For some of us, winter can’t come soon enough. No more fans beating above us to ward off the heat at night, no more sweaty commutes, and no more grains of sand that accumulate literally everywhere after a summer at the beach.
But for others, the shorter, colder days are not as happy a time. Icy tiles underfoot, getting up and coming home in the dark, and no more sun-soaked beach days.
Whether you want to lean in or out of this winter, we’ve got you sorted.
See the Southern Lights
You don’t have to go all the way to Scandinavia to see a dazzling natural light show — there’s also one right here in Australia.
Aurora Australis can be most easily seen from Australia’s most southern tip — Tasmania.
These lights are visible during winter, and despite needing very specific conditions to be seen, are well worth the trip to Tasmania.
Blue Mountains Christmas in July
If you’ve always wanted a Christmas like the ones you’ve seen in Hollywood movies, you’re in luck — just as long as you don’t mind celebrating six months early.
The Yulefest is one of the best Christmas in July celebrations in Australia and is in a part of the country that has been known to snow, if not at least get intensely cold.
From themed degustations to Motown concerts, get feasting and grooving this winter (they are at least good for staying warm!)
Kosciuszko National Park
If you want to really buck the trend of many Aussies who go their whole lives without seeing snow — let alone in their own countries – head up to the mountains in regional NSW.
There you will see snow-dusted gum trees (it’s a thing) and ski slopes. Slide on a pair of skis or rip it up in a snowboard and prove that Europe ain’t all that.
Just because it’s winter, doesn’t mean the coast should be off the cards.
Besides seeing the power of an ocean storm, there’s one other very cool thing to do in the colder months: witness the whale migration.

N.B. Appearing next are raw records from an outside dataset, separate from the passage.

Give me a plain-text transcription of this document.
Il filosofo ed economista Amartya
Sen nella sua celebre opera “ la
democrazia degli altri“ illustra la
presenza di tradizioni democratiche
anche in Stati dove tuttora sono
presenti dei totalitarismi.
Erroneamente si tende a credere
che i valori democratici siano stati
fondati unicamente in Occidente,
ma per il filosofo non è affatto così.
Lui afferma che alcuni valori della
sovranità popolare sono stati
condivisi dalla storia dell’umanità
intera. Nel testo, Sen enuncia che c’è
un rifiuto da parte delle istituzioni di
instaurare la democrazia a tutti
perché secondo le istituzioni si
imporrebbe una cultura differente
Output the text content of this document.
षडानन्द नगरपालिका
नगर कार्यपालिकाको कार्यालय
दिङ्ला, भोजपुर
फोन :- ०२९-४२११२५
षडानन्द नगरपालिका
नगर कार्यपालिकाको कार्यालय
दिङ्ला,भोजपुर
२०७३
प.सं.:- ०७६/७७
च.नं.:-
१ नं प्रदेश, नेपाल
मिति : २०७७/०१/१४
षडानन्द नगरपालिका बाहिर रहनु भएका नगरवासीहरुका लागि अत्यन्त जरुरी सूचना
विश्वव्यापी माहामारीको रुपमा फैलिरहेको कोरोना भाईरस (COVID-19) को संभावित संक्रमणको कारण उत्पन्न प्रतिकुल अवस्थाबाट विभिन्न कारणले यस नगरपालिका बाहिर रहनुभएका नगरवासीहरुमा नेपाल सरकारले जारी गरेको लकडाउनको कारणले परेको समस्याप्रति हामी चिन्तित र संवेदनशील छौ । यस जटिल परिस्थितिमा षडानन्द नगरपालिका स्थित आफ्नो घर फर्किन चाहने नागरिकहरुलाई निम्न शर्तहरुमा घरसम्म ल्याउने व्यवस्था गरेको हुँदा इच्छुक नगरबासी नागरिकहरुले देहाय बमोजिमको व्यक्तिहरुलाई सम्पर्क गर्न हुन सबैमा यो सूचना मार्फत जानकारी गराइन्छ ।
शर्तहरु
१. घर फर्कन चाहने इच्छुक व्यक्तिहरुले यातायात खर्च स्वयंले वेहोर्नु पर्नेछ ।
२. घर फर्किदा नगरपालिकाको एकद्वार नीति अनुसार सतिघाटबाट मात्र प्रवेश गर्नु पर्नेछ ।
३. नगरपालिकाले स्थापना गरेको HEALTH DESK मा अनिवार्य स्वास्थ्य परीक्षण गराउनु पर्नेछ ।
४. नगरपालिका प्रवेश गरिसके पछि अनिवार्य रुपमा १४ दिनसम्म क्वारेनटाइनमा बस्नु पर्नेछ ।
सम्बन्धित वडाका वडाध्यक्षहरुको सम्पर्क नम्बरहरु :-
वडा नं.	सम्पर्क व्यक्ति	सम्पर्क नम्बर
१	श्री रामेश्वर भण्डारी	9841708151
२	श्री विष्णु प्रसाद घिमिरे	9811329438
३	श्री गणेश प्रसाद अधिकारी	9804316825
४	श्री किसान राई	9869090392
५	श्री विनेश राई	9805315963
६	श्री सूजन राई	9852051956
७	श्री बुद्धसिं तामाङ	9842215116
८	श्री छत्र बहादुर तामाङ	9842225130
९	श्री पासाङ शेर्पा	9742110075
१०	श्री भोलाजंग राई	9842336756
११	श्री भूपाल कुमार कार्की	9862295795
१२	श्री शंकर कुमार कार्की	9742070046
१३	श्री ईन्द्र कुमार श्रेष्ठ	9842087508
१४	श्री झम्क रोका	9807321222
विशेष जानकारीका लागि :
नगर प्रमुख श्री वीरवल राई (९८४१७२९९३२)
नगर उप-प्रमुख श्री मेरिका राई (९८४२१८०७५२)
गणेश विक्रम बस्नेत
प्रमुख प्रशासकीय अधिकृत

You can do this from spots all over Australia, but one closer to home is Albany – a five hour drive south of Perth.
From this southern tip, you can see humpbacks on their annual trip around the coast. Or for something even closer to home, head to the South West and the Leeuwin Lighthouse for 360-degree views of the shimmering sea.
Melbourne shopping spree
Victorians know how to do winter. That is, they get a lot of really cold, really wet weather.
The upside? Their city is built for it.
The frequent trams that take you through the CBD are a great way to get from shop a to shop b. Once you’re there, you can enjoy the simple pleasure of trying on shoes or clothes or jewelry in a warmly lit store while the rain patters down outside.
Yarra Valley wine tour
There are so many good wine regions to visit, and of course Margaret River is one of them. But for something different, and something to tack onto your Melbourne shopping trip, try out the Victorian Yarra Valley.
If you’re less inclined to go to a wine region so close to a bustling city, Tasmania or the Adelaide Hills may be more your pace.
Traverse the Whisky Trail
And speaking of Tasmania, why not ditch the wine tour and hit something a bit stronger.
After all, nothing warms you up quite as much as a good whisky.
And in Tasmania, they know how to do a good whisky. That’s why they literally have a whisky trail for you to enjoy snuggled up in a venue by a fire, watching the mist come in over the rolling hills.
Visit the Sunshine Coast
They don’t call it the sunny coast for nothing.
Ok so we’re not promising it’s going to be beach weather while you’re there, but it definitely will be warmer than Perth.
And the Queenslanders love their days by the water. Even if this isn’t the sea, you’re sure to find a spot to enjoy in a heated rooftop pool or spa to sink into while the sun sets.
Get toasty in Darwin
This is one of the hottest places you can be in winter – literally.
While the rest of the country dips to temperatures of below 20 degrees (much too cool for us true blue Aussies) Darwin hits its stride in June and July.
This is because the incredibly high humidity experienced during most of the year actually breaks. The winter months in Darwin are ironically referred to as The Dry.
We’re talking above 30 degrees temperatures, with plenty of waterfalls and swimming holes to cool you off.
Bake in Broome
Another place that really will just feel like summer during June, July and August is Broome.
You’ll actually find a lot of people from WA’s South West migrate here during the colder months – these are the sun seekers who really have the right idea.
There’s so much to do in Broome and the Kimberleys, from indigenous tourism to swimming, to helicopter and boating tours – the world is your oyster (did we mention Broome also has amazing oysters?).
Soak in the Leeuwin Current
Not quite done with beach weather? No worries, how’s a swim in 29 degree sea water sound?
Too good to be true? Not quite. The Leeuwin current, which sustains the exotic corals of the Ningaloo Reef, really does hit temperatures that rival or even exceed that of the air.
It may not feel like your cup of tea while you’re wrapped up in a jumper on a boat to get to the heart of the current, but dive in and you’ll be provided with exactly what you’ve been craving: those summer vibes.